You know in reading my review so far, I just realized that GAMES is one of those pictures I should quite love considering the ingredients. So why am I incredibly indifferent? Maybe first off, it's Harrison Ford. Mind you he's as good as he usually can be, but like his AIR FORCE ONE I reviewed back in the summer, he's just wrong here.
There was a time when I used to be a Clancy fan. Before his later writings got hijacked by his conservative ideological agenda, his early books were engaging thoughtful thrillers. A renegade Soviet sub, a dirty war in Colombia, the Super Bowl getting nuked, a possible World War 3 without a nuclear exchange, and so forth. The chief appeal of the Jack Ryan character for many readers was that he's a book worm, an analyst who's uncomfortable about having to physically save the day. Playing the same character in THE HUNT FOR RED OCTOBER picture, Alec Baldwin is appropriate because nobody has or ever will see that actor as an action figure. Ford on the other hand, he's Indiana Jones and Han Solo. Kicking ass is second nature.
But that's a minor qualm and not as annoying about it as AIR FORCE ONE. So again I ask, what's my beef with GAMES?
I seem to remember PATRIOT GAMES the novel having the same problem as the movie, which is rather interesting. For once Hollywood was rather quite faithful to a fault. Their core fundamental story problem is this. In American action cinema and literary tradition, we've had a plenty story about a protagonist, usually armed to the teeth in guns and ammunition, going out for bloody revenge. In fact it was rare in the Reagan Decade to have an action film not built around that plot device. Probably one of the reasons why DIE HARD at the time was so refreshing. So anyway, when said guy goes all DEATH WISH, we the audience tend to root for him, or manipulated to at least. The sons of bitches must pay, eye for an eye, the law won't do anything, all that.
Yet when the situation is reversed, where it's the villain out for blood, we're supposed to hope the hero escapes. The bad guy isn't righteous here. But why? And no the excuse that the protagonist isn't as "evil" as the baddie just doesn't cut it.
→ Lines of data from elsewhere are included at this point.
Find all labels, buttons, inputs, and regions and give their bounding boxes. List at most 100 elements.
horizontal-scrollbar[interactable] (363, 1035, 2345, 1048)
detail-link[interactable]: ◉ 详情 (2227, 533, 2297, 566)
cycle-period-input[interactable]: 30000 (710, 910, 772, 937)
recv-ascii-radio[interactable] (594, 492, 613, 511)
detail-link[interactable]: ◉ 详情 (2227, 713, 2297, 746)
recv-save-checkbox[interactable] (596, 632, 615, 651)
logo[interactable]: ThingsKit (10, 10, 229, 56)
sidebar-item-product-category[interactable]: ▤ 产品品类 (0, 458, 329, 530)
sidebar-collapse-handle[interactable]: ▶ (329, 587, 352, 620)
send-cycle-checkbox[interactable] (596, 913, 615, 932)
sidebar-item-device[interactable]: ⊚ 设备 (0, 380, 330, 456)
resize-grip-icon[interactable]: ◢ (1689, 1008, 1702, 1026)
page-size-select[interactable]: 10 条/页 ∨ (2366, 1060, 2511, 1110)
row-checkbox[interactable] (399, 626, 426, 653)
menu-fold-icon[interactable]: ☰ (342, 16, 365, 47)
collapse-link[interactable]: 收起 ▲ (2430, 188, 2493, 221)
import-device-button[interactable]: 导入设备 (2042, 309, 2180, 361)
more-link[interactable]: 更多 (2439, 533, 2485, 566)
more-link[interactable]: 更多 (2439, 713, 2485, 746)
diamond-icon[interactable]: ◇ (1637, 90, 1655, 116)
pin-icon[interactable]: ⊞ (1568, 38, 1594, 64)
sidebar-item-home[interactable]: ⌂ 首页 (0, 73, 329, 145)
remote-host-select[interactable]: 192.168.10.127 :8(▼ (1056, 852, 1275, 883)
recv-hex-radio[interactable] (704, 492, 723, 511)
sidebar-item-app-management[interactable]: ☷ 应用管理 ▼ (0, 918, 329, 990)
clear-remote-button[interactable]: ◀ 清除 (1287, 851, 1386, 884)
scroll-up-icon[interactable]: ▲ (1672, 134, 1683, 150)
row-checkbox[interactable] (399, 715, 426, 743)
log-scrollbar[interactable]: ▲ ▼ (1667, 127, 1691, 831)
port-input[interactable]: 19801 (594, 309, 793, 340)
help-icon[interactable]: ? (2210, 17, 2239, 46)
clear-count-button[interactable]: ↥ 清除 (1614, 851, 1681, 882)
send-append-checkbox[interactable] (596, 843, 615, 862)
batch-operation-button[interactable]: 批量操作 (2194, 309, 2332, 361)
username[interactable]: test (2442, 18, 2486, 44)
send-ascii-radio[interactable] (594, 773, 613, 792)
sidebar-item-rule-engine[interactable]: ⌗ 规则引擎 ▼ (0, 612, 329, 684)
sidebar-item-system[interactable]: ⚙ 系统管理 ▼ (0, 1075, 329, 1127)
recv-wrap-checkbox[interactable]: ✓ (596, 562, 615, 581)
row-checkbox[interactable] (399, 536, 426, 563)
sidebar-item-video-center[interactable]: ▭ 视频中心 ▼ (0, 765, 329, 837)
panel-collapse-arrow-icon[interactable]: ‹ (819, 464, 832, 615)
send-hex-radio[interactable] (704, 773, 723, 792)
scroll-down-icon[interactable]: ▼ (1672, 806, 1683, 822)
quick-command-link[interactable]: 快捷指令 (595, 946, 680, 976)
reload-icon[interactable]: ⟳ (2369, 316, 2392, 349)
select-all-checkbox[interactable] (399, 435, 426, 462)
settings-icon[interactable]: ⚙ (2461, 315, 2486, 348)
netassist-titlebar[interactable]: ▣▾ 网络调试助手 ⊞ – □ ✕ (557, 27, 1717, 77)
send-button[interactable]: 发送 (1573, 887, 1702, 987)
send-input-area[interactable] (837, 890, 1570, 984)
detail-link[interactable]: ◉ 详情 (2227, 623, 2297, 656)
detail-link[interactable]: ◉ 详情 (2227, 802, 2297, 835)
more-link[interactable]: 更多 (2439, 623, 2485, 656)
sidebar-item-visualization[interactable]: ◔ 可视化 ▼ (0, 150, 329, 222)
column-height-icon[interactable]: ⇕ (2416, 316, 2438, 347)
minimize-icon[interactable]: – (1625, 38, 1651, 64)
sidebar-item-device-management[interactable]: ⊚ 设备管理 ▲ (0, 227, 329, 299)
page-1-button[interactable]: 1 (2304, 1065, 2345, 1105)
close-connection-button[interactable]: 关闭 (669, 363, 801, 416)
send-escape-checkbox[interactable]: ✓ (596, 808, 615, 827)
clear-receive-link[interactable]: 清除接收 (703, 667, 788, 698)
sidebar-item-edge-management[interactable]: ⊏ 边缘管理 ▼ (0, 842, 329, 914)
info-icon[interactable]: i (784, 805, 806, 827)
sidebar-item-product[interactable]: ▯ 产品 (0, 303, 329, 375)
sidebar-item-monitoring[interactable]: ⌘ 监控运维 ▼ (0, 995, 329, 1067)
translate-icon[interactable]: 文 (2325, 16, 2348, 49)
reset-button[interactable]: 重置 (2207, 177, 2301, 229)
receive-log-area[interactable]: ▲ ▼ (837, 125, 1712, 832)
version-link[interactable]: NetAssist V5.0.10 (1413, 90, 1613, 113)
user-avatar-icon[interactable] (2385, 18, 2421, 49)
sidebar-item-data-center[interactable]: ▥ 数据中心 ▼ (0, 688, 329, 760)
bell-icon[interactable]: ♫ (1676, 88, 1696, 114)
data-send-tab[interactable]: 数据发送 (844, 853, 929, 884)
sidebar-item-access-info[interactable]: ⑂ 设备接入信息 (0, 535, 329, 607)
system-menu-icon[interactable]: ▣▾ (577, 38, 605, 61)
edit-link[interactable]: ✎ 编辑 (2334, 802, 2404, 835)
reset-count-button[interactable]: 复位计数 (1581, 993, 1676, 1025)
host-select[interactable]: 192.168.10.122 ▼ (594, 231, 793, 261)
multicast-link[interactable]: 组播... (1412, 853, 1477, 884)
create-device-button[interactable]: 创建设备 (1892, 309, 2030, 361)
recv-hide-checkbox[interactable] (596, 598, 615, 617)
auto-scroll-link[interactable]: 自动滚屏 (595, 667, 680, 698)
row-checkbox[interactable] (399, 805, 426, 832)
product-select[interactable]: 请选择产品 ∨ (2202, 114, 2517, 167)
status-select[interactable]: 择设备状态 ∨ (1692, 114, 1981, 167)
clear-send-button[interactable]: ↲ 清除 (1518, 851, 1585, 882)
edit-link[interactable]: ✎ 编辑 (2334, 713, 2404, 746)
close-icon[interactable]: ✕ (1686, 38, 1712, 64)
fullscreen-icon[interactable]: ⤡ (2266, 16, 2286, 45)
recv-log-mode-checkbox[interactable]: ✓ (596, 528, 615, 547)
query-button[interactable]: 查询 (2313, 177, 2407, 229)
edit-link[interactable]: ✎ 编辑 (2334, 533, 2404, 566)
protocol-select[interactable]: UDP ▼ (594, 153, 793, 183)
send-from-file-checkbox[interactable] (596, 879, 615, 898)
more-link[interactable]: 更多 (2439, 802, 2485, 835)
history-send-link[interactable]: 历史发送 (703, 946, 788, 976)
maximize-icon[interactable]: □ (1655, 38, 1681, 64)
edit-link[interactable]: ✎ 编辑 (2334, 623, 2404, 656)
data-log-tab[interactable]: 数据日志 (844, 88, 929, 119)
Such plotting has always troubled me for some reason. If Rambo's brother got blown away, we gotta go to war. If its Kahn's wife, well fuck him. We Americans are so dedicated in spirit and commitment to the art of revenge, for a story or movie to tell us to decry something against our nature...Either vengeance is thematically acceptable, or its not. Can't have it both ways people.
Also, Mr. Noyce why open the movie with the Ford family playing Monopoly? Yeah I know why. It's a board game. In a picture titled PATRIOT GAMES. Gee, how witty and subtle! Not. But why not instead Yahtzee or Uno or Sorry or even Clue? Besides Monopoly blows.
*=Fun fact: That nasty cut above Bean's left eye in the finale was real. Apparently Ford accidentally nicked him when he swung the anchor too close. Awesome scar with an awesome story.